5/1 Personal training with Simone #1

Cardio
20 minutes on the treadmill
Warm up by increasing regularly the walking and then running speed for about 3/4 minutes
Then alternate:
- 2 minutes run (start running at 6 and increase every 20 seconds by 0.1 until reach 6.5, or start 6.5 and increase to 7)
- 2 minutes rest (walk at 3.5 at 9 incline)
- if it is necessary towards the end of the 20 minutes, add 30 seconds of full rest (3.5, 0 incline) for heart rate to go down - normally it should not be necessary

Core strengthening exercises
Facing the mirror do 15 squats (front) on each side. Then do 15 squats (side) on each side (feet parallel, don't let butt stick out too much). Be careful to keep the weight on the heel and not do a double on the side ones.
Then lift 8 pounds in each arm 15 times. Elbows in, arms flexing forward.
Then do a plank with arms on an elevated platform and lift right leg 15 times, then lift left leg 15 times.
Repeat: 10 times alternating front/side squat, on each side, then lift weight 15 times, then plank exercise.

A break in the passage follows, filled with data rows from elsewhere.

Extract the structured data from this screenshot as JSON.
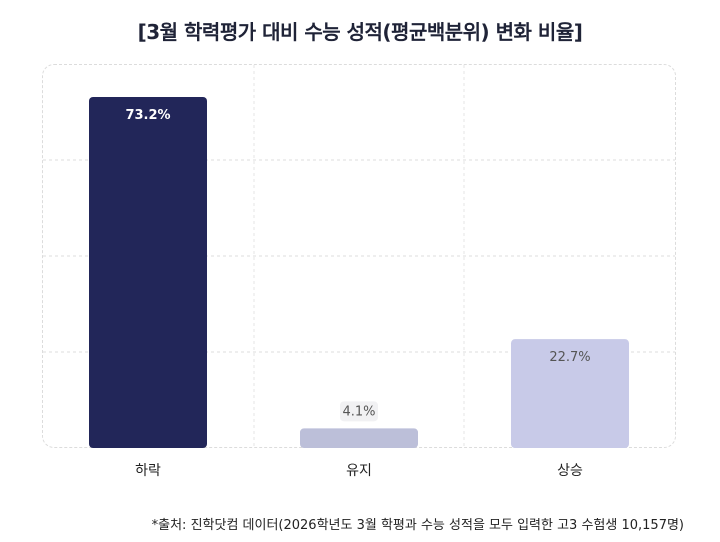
{
  "title": "[3월 학력평가 대비 수능 성적(평균백분위) 변화 비율]",
  "source": "*출처: 진학닷컴 데이터(2026학년도 3월 학평과 수능 성적을 모두 입력한 고3 수험생 10,157명)",
  "chart_data": {
    "type": "bar",
    "title": "[3월 학력평가 대비 수능 성적(평균백분위) 변화 비율]",
    "categories": [
      "하락",
      "유지",
      "상승"
    ],
    "values": [
      73.2,
      4.1,
      22.7
    ],
    "value_labels": [
      "73.2%",
      "4.1%",
      "22.7%"
    ],
    "colors": [
      "#222659",
      "#bcbfd9",
      "#c8cae8"
    ],
    "label_colors": [
      "#ffffff",
      "#555555",
      "#555555"
    ],
    "ylim": [
      0,
      80
    ],
    "grid": true,
    "xlabel": "",
    "ylabel": ""
  }
}
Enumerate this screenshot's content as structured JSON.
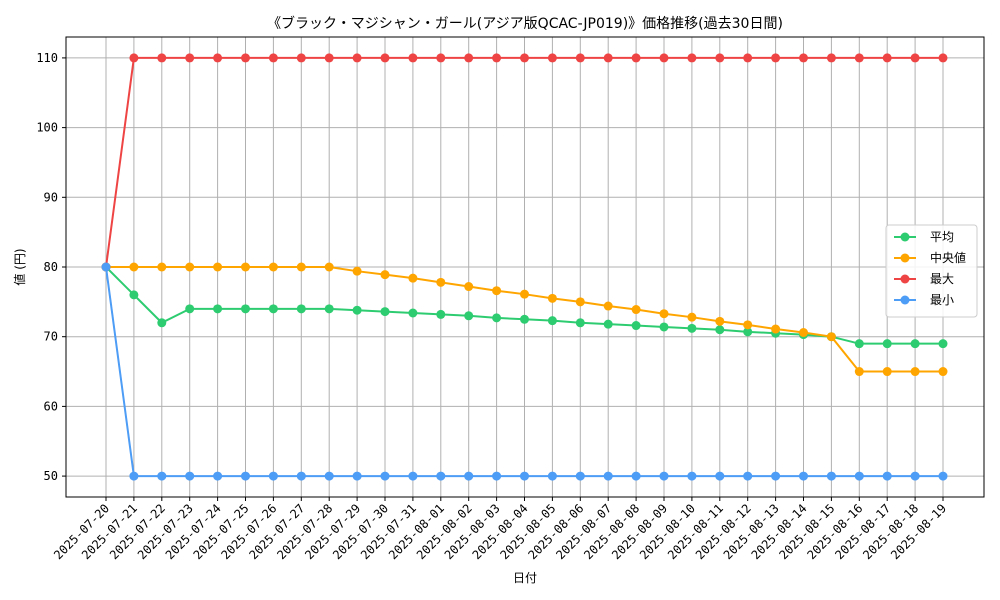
{
  "chart_data": {
    "type": "line",
    "title": "《ブラック・マジシャン・ガール(アジア版QCAC-JP019)》価格推移(過去30日間)",
    "xlabel": "日付",
    "ylabel": "値 (円)",
    "ylim": [
      47,
      113
    ],
    "yticks": [
      50,
      60,
      70,
      80,
      90,
      100,
      110
    ],
    "grid": true,
    "legend_position": "center-right",
    "categories": [
      "2025-07-20",
      "2025-07-21",
      "2025-07-22",
      "2025-07-23",
      "2025-07-24",
      "2025-07-25",
      "2025-07-26",
      "2025-07-27",
      "2025-07-28",
      "2025-07-29",
      "2025-07-30",
      "2025-07-31",
      "2025-08-01",
      "2025-08-02",
      "2025-08-03",
      "2025-08-04",
      "2025-08-05",
      "2025-08-06",
      "2025-08-07",
      "2025-08-08",
      "2025-08-09",
      "2025-08-10",
      "2025-08-11",
      "2025-08-12",
      "2025-08-13",
      "2025-08-14",
      "2025-08-15",
      "2025-08-16",
      "2025-08-17",
      "2025-08-18",
      "2025-08-19"
    ],
    "series": [
      {
        "name": "平均",
        "color": "#2ecc71",
        "values": [
          80,
          76,
          72,
          74,
          74,
          74,
          74,
          74,
          74,
          73.8,
          73.6,
          73.4,
          73.2,
          73,
          72.7,
          72.5,
          72.3,
          72,
          71.8,
          71.6,
          71.4,
          71.2,
          71,
          70.7,
          70.5,
          70.3,
          70,
          69,
          69,
          69,
          69
        ]
      },
      {
        "name": "中央値",
        "color": "#ffa500",
        "values": [
          80,
          80,
          80,
          80,
          80,
          80,
          80,
          80,
          80,
          79.4,
          78.9,
          78.4,
          77.8,
          77.2,
          76.6,
          76.1,
          75.5,
          75,
          74.4,
          73.9,
          73.3,
          72.8,
          72.2,
          71.7,
          71.1,
          70.6,
          70,
          65,
          65,
          65,
          65
        ]
      },
      {
        "name": "最大",
        "color": "#ef4444",
        "values": [
          80,
          110,
          110,
          110,
          110,
          110,
          110,
          110,
          110,
          110,
          110,
          110,
          110,
          110,
          110,
          110,
          110,
          110,
          110,
          110,
          110,
          110,
          110,
          110,
          110,
          110,
          110,
          110,
          110,
          110,
          110
        ]
      },
      {
        "name": "最小",
        "color": "#4d9cf5",
        "values": [
          80,
          50,
          50,
          50,
          50,
          50,
          50,
          50,
          50,
          50,
          50,
          50,
          50,
          50,
          50,
          50,
          50,
          50,
          50,
          50,
          50,
          50,
          50,
          50,
          50,
          50,
          50,
          50,
          50,
          50,
          50
        ]
      }
    ]
  }
}
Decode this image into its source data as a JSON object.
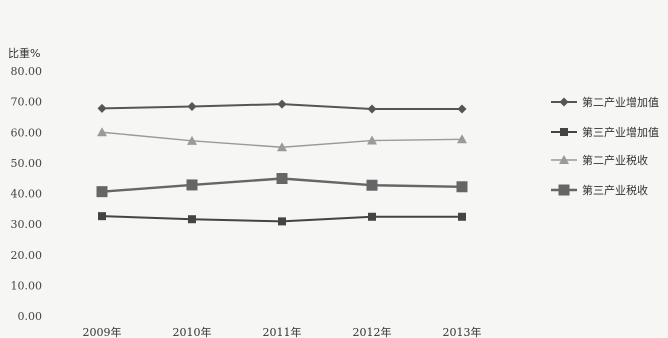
{
  "chart_data": {
    "type": "line",
    "ylabel": "比重%",
    "ylim": [
      0,
      80
    ],
    "y_ticks": [
      "0.00",
      "10.00",
      "20.00",
      "30.00",
      "40.00",
      "50.00",
      "60.00",
      "70.00",
      "80.00"
    ],
    "categories": [
      "2009年",
      "2010年",
      "2011年",
      "2012年",
      "2013年"
    ],
    "grid": false,
    "legend_position": "right",
    "series": [
      {
        "name": "第二产业增加值",
        "values": [
          67.8,
          68.4,
          69.2,
          67.6,
          67.6
        ],
        "color": "#555555",
        "marker": "diamond"
      },
      {
        "name": "第三产业增加值",
        "values": [
          32.6,
          31.6,
          30.9,
          32.4,
          32.4
        ],
        "color": "#444444",
        "marker": "square"
      },
      {
        "name": "第二产业税收",
        "values": [
          60.0,
          57.2,
          55.1,
          57.3,
          57.7
        ],
        "color": "#9a9a9a",
        "marker": "triangle"
      },
      {
        "name": "第三产业税收",
        "values": [
          40.6,
          42.8,
          44.9,
          42.7,
          42.2
        ],
        "color": "#666666",
        "marker": "bigsquare"
      }
    ]
  }
}
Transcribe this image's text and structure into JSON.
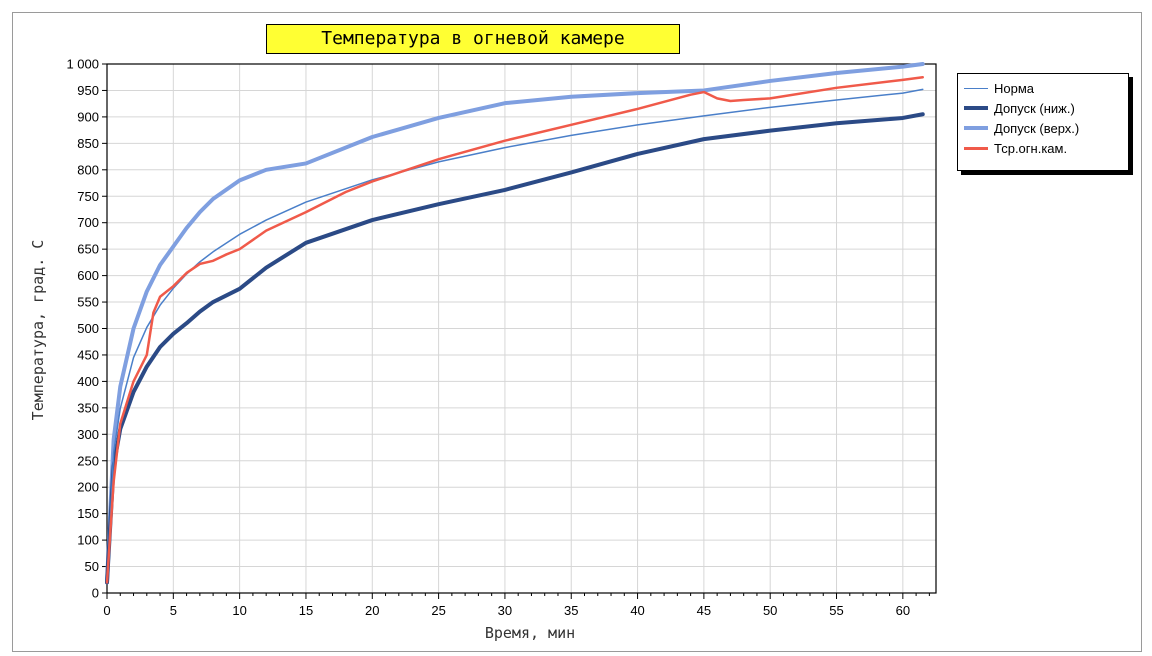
{
  "chart_data": {
    "type": "line",
    "title": "Температура в огневой камере",
    "xlabel": "Время, мин",
    "ylabel": "Температура, град. С",
    "xlim": [
      0,
      62.5
    ],
    "ylim": [
      0,
      1000
    ],
    "x_ticks": [
      0,
      5,
      10,
      15,
      20,
      25,
      30,
      35,
      40,
      45,
      50,
      55,
      60
    ],
    "y_ticks": [
      0,
      50,
      100,
      150,
      200,
      250,
      300,
      350,
      400,
      450,
      500,
      550,
      600,
      650,
      700,
      750,
      800,
      850,
      900,
      950,
      1000
    ],
    "y_tick_labels": [
      "0",
      "50",
      "100",
      "150",
      "200",
      "250",
      "300",
      "350",
      "400",
      "450",
      "500",
      "550",
      "600",
      "650",
      "700",
      "750",
      "800",
      "850",
      "900",
      "950",
      "1 000"
    ],
    "grid": true,
    "legend_position": "right",
    "series": [
      {
        "name": "Норма",
        "color": "#4a7fc9",
        "x": [
          0,
          0.5,
          1,
          2,
          3,
          4,
          5,
          6,
          7,
          8,
          10,
          12,
          15,
          20,
          25,
          30,
          35,
          40,
          45,
          50,
          55,
          60,
          61.5
        ],
        "y": [
          20,
          265,
          349,
          445,
          502,
          544,
          576,
          603,
          626,
          645,
          678,
          705,
          739,
          781,
          815,
          842,
          865,
          885,
          902,
          918,
          932,
          945,
          952
        ]
      },
      {
        "name": "Допуск (ниж.)",
        "color": "#2b4a86",
        "x": [
          0,
          0.5,
          1,
          2,
          3,
          4,
          5,
          6,
          7,
          8,
          10,
          12,
          15,
          20,
          25,
          30,
          35,
          40,
          45,
          50,
          55,
          60,
          61.5
        ],
        "y": [
          20,
          240,
          310,
          380,
          428,
          465,
          490,
          510,
          532,
          550,
          575,
          615,
          662,
          705,
          735,
          762,
          795,
          830,
          858,
          874,
          888,
          898,
          905
        ]
      },
      {
        "name": "Допуск (верх.)",
        "color": "#7f9fe0",
        "x": [
          0,
          0.5,
          1,
          2,
          3,
          4,
          5,
          6,
          7,
          8,
          10,
          12,
          15,
          20,
          25,
          30,
          35,
          40,
          45,
          50,
          55,
          60,
          61.5
        ],
        "y": [
          20,
          290,
          390,
          500,
          570,
          620,
          655,
          690,
          720,
          745,
          780,
          800,
          812,
          862,
          898,
          926,
          938,
          945,
          950,
          968,
          983,
          995,
          1000
        ]
      },
      {
        "name": "Тср.огн.кам.",
        "color": "#f05a4a",
        "x": [
          0,
          0.5,
          1,
          2,
          3,
          3.5,
          4,
          5,
          6,
          7,
          8,
          9,
          10,
          12,
          15,
          18,
          20,
          25,
          30,
          35,
          40,
          44,
          45,
          46,
          47,
          48,
          50,
          55,
          60,
          61.5
        ],
        "y": [
          20,
          210,
          320,
          400,
          450,
          530,
          560,
          580,
          605,
          622,
          628,
          640,
          650,
          685,
          720,
          758,
          778,
          820,
          855,
          885,
          915,
          942,
          947,
          935,
          930,
          932,
          935,
          955,
          970,
          975
        ]
      }
    ]
  }
}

It is important to exhale when the effort occurs. The exercise should follow the rythm of the breathing, not the other way around (i.e. try to breathe normally).

Then on the mat:
Do 20 sit ups
Do 10 push ups
Do 15 "diagonal" abs on each side

Stretching at the end
Stretch each muscle group that was worked on (legs and arms). Stay 30 seconds into each stretch and try to go deeper into the stretch during that time.